Nina Trige Andersen
Nina Trige Andersen is a historian and freelance journalist. She is a regular contributor to Modern Times Review.

The archival footage from a court action against leading scientists in the Soviet Union of 1930 has been reconfigured into a narrative drama, which leads today‘s audience to believe the opposite of contemporary spectators.

If you google the trial against the Industrial Party in 1930, you will basically find two kind of results: those that explain how innocent scientists were made the scapegoats of a failed economic policy in Stalin’s Soviet Union, and those that explain how a treason against the Soviet State was uncovered, and how those colliding with foreign interests in bringing down the socialist project were punished for their crimes.

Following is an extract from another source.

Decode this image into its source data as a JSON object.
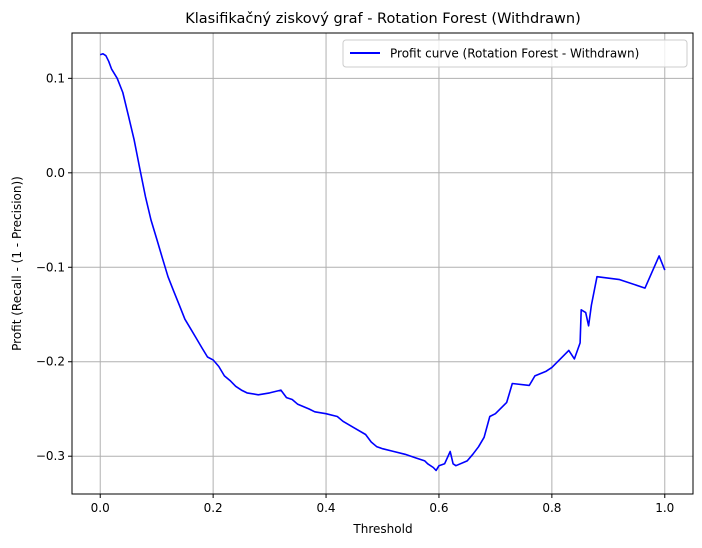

Now, the archival footage from the 11-day-long trial (later grouped under the category of Stalinist ’show trials’), has been edited and compiled into a two-hour-long narrative, with the film description kindly navigating our perspective from the outset:  « The drama is real, the story is fake ». One can wonder what the point is, and what the difference between a so-called ‘show trial’ and archival disaster tourism really is.

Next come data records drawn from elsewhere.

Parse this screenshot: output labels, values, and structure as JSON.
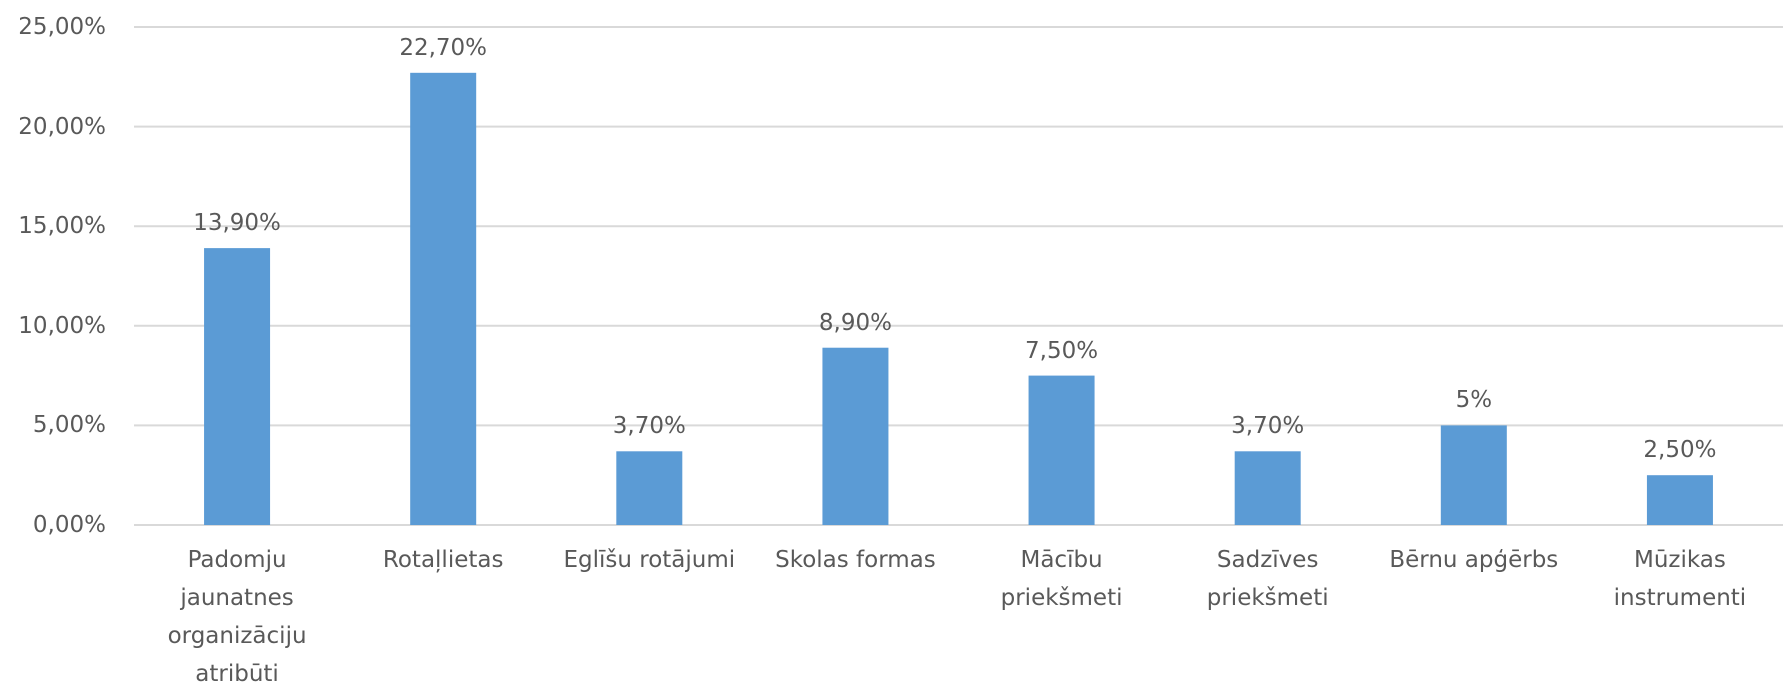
{
  "chart_data": {
    "type": "bar",
    "categories": [
      "Padomju\njaunatnes\norganizāciju\natribūti",
      "Rotaļlietas",
      "Eglīšu rotājumi",
      "Skolas formas",
      "Mācību\npriekšmeti",
      "Sadzīves\npriekšmeti",
      "Bērnu apģērbs",
      "Mūzikas\ninstrumenti"
    ],
    "values": [
      13.9,
      22.7,
      3.7,
      8.9,
      7.5,
      3.7,
      5,
      2.5
    ],
    "value_labels": [
      "13,90%",
      "22,70%",
      "3,70%",
      "8,90%",
      "7,50%",
      "3,70%",
      "5%",
      "2,50%"
    ],
    "color": "#5b9bd5",
    "ylim": [
      0,
      25
    ],
    "yticks": [
      {
        "value": 0,
        "label": "0,00%"
      },
      {
        "value": 5,
        "label": "5,00%"
      },
      {
        "value": 10,
        "label": "10,00%"
      },
      {
        "value": 15,
        "label": "15,00%"
      },
      {
        "value": 20,
        "label": "20,00%"
      },
      {
        "value": 25,
        "label": "25,00%"
      }
    ],
    "grid": true
  }
}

The audience in the 1930 court room was brought there to receive ideological training, and contribute in the Soviet State’s righteous anger towards the accused. As a contemporary spectator to Sergei Loznitsa’s film The Trial, one can get a similar feeling: Now that history has established its verdict, not so much by inquiry or analysis, as by the course of events – capitalism’s victory over state socialism – we are invited to take part in the thrill of past injustices committed by a system no-one in their right mind defends any longer.

Prosecuted

The Chairman of the USSR Supreme Court that cross-examined the group of scientists accused of economic sabotage was Andrei Vyshinsky; a skinny, long-faced man with a self-satisfied expression. He later became known not only for his role in the Moscow Trials, but also for his role as Soviet Foreign Minister until 1953. Not everyone who led the prosecution escaped it themselves in the end, but Vyshinsky did.

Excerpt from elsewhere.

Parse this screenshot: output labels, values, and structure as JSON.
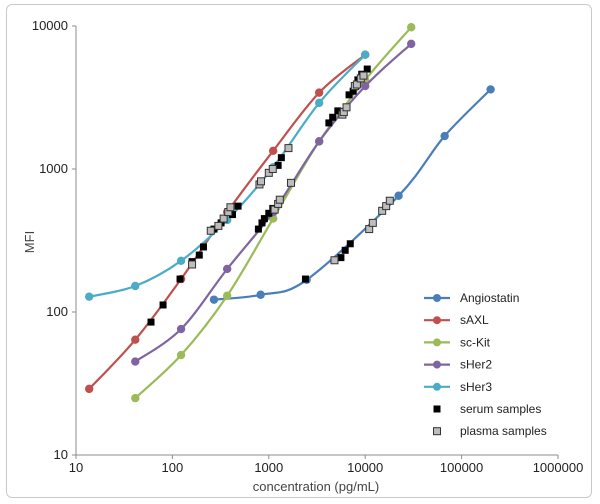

The defendants were leading scientists:  Ramzin, Kallinikov, Larichev, Charnovsky, Fedotov, Kupriyanov, Ochkin, and Sitnin, who had been holding key positions in research and political planning institutions. They were accused of having misused their roles to deliberately sabotage the economic development of the Soviet Union; to have purposefully hampered public transport operations in military, textile, and shipbuilding industries (along with agriculture and other sectors of economy), all with the encouragement and financial support from Russian capitalist emigrants and foreign governments, not least the French.